Ce 15 août 1946, l'inspecteur Minami est appelé sur les lieux d'un crime, le jardin d'un temple à l'abandon : « Dans cette clairière où les hautes herbes ont été aplaties, où le soleil l'a trouvée, elle est là ; sur le dos, nue, la tête légèrement sur la gauche, le bras droit tendu, le gauche contre le flanc, elle est là ; jambes écartées et genoux fléchis, elle est là... » Mais que pèsent cette jeune femme inconnue et le supplice par elle enduré, à l'aune des atrocités perpétrées à grande échelle durant les années de guerre, à l'aune de tous ces morts que la ville dévastée, hébétée, n'a pas assez de larmes pour pleurer ?

Cette interrogation d'essence morale est au cœur de Tokyo année zéro, premier volet d'une trilogie annoncée, qui, dans la bibliographie de Peace, s'inscrit notamment à la suite du cycle dit « Red Riding Quartet » (éd. Rivages, 2002-2005) : quatre romans labellisés « noirs », fermement ancrés dans l'histoire sociale récente de la région natale de l'écrivain, le Yorkshire - une histoire qui rime avec déclin industriel, avec abandon, avec défaite. L'auscultation de la défaite, le souci de se placer du côté des perdants et d'envisager l'histoire à travers leurs yeux : c'est certainement ce qui fait le lien entre la tétralogie anglaise et le nouveau cycle japonais ici inauguré. Défaite sociale dans le premier cas, défaite militaire et nationale de l'autre, et chaque fois, la mise en œuvre de la responsabilité de l'écrivain telle que la vit et l'éprouve David Peace : évaluer l'ampleur de la débacle, sonder la profondeur du vide moral qu'elle génère et la façon dont, dans ce vide, le mal trouve à éclore et prospérer.

A Tokyo, en cet immédiat après-guerre, c'est l'inspecteur Minami qui est son émissaire. C'est sa voix qui déroule l'histoire. Ou, pour mieux dire, ses « voix » : celle, publique, minimaliste et factuelle comme un procès-verbal, qui raconte la ville réduite en cendres, la dureté de l'occupation américaine, et dans ce décor effroyable et hyperréaliste, l'évolution patiente de l'enquête sur les traces d'un tueur en série ; et celle, intérieure et fiévreuse, de l'homme tourmenté, car trop conscient de ses faiblesses et de ses hontes, époux infidèle et père distant, affligé sous le poids d'une culpabilité suraiguë et protéiforme, hanté par les souvenirs atroces de la répression japonaise en Mandchourie à laquelle il a participé.

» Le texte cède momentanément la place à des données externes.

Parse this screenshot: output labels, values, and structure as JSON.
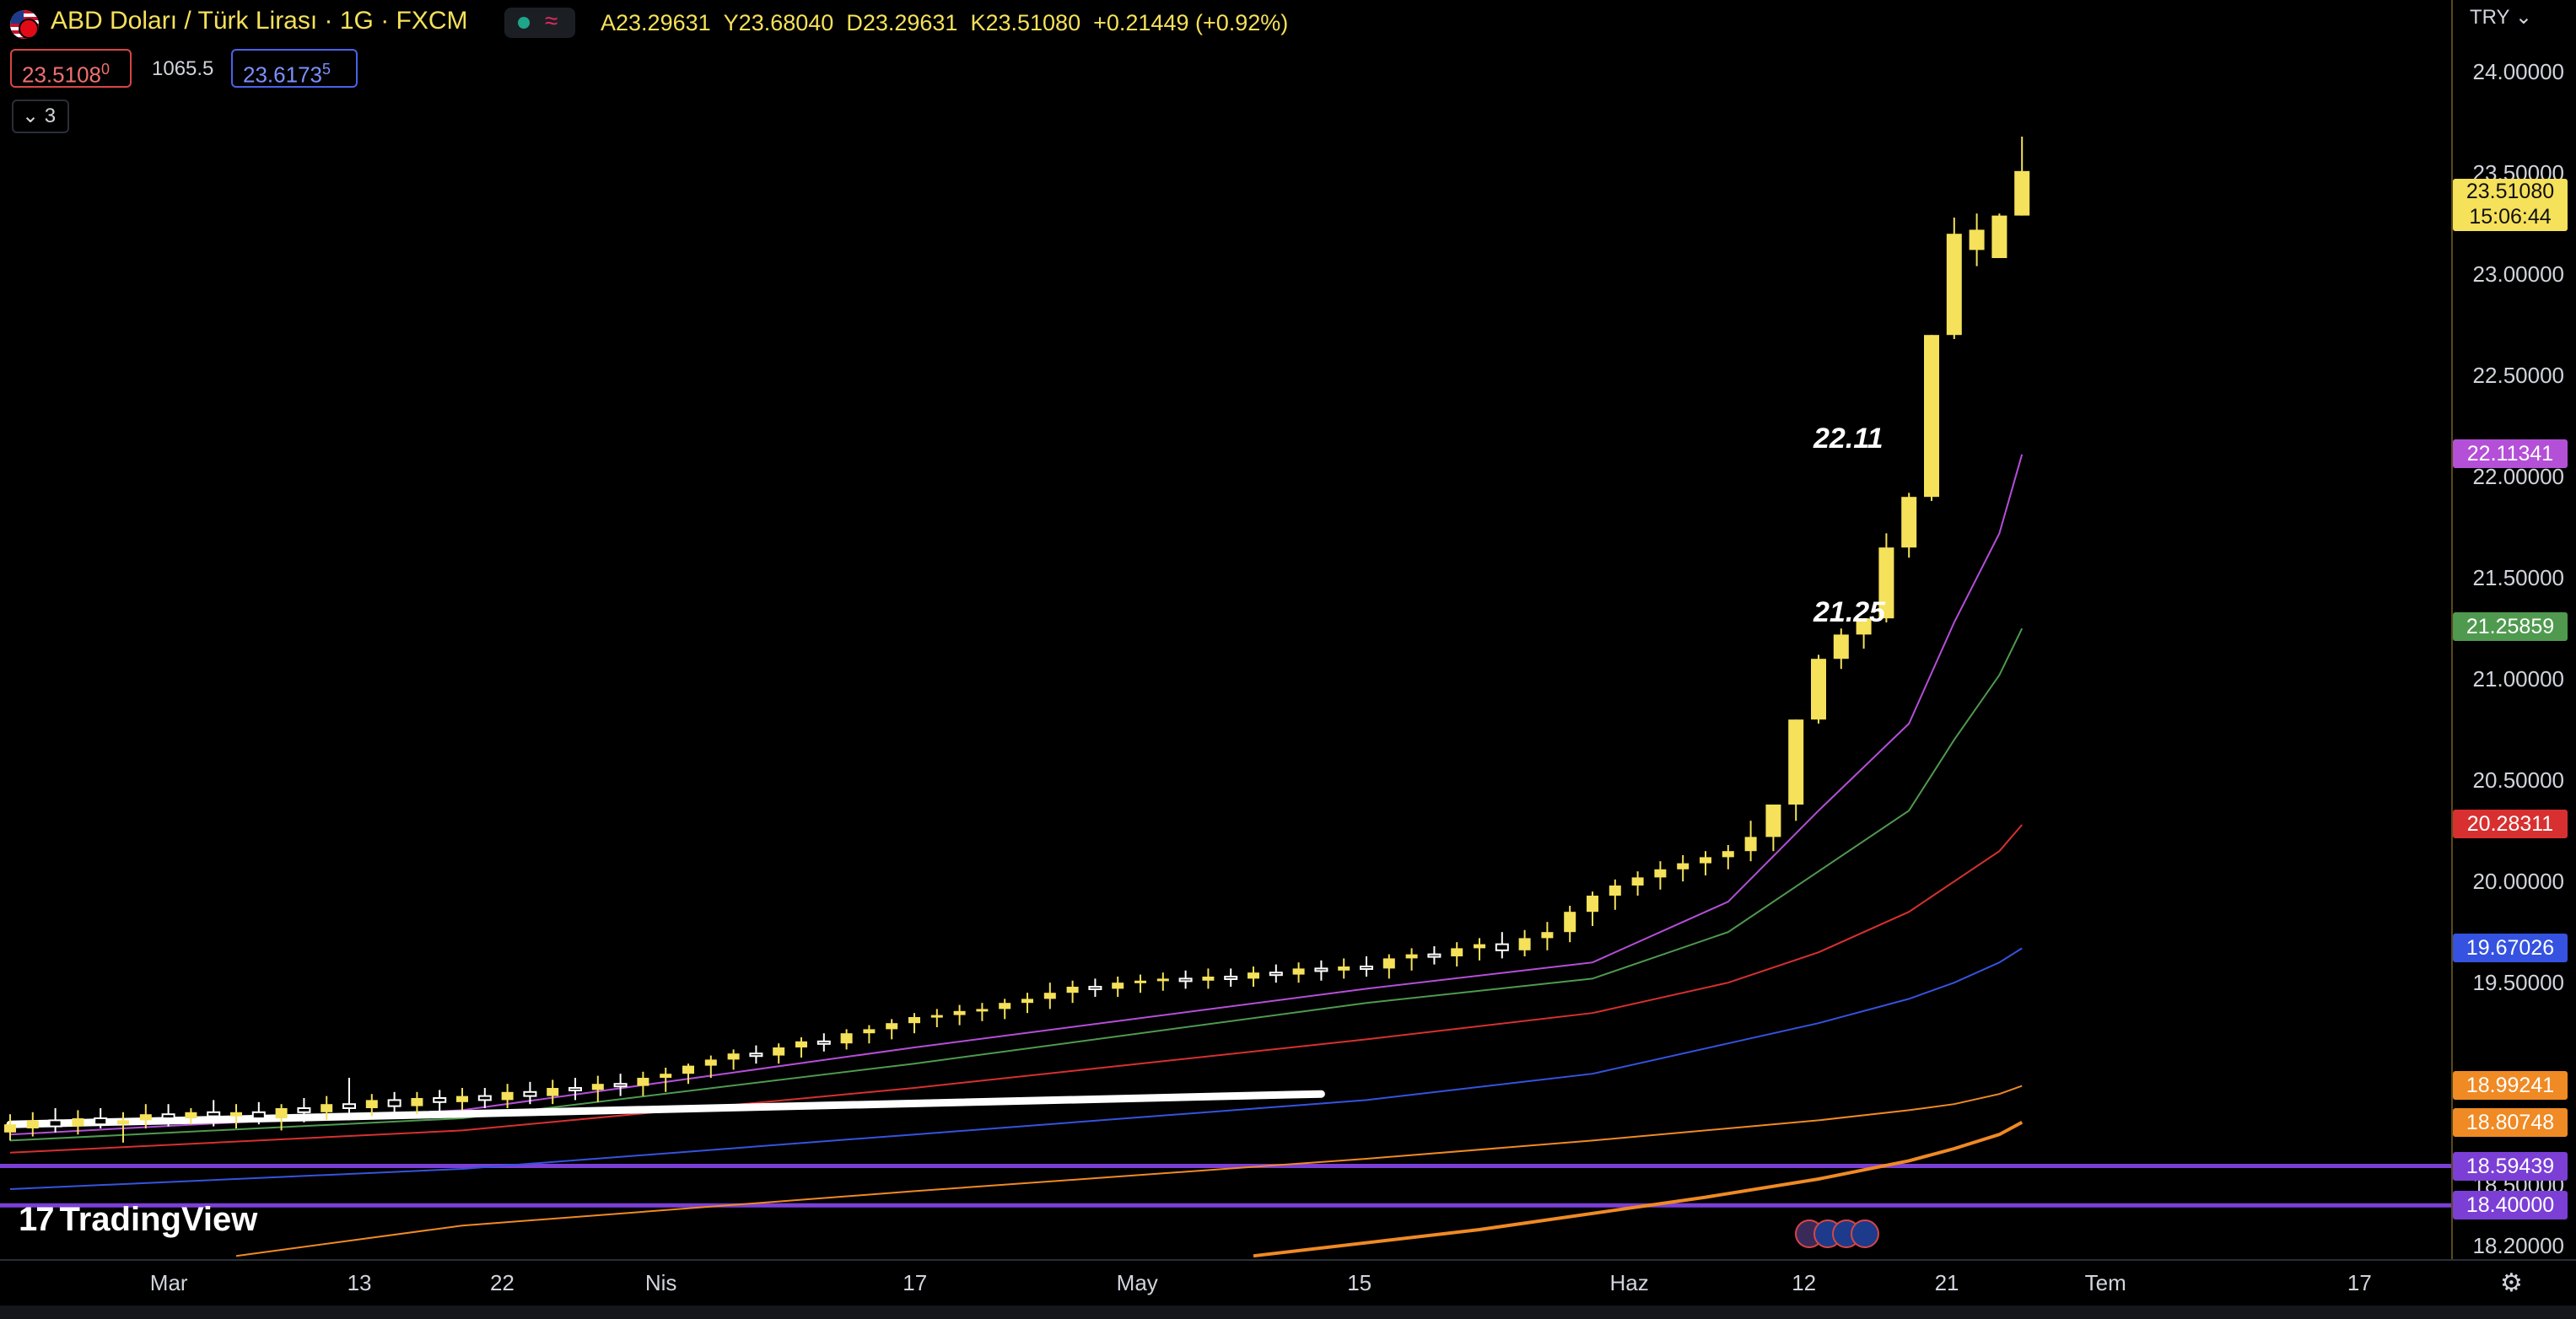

Ces différentes voix qui émanent de l'inspecteur, Peace les fragmente, les colle, les juxtapose, composant avec ce matériau faussement désordonné une prose savante, dense et sensuelle. Grand lecteur de Burroughs, autant que de James Ellroy, l'Anglais joue notamment avec les répétitions lancinantes, les onomatopées, les incantations, les ruptures de ton, pour tisser un récit lyrique et envoûtant, qui tient du poème autant que du pur roman. Déployant un geste littéraire qui évoque très directement celui de T. S. Eliot et son Waste Land : « Je te montrerai ton effroi dans une poignée de poussière. »
 
Nathalie Crom.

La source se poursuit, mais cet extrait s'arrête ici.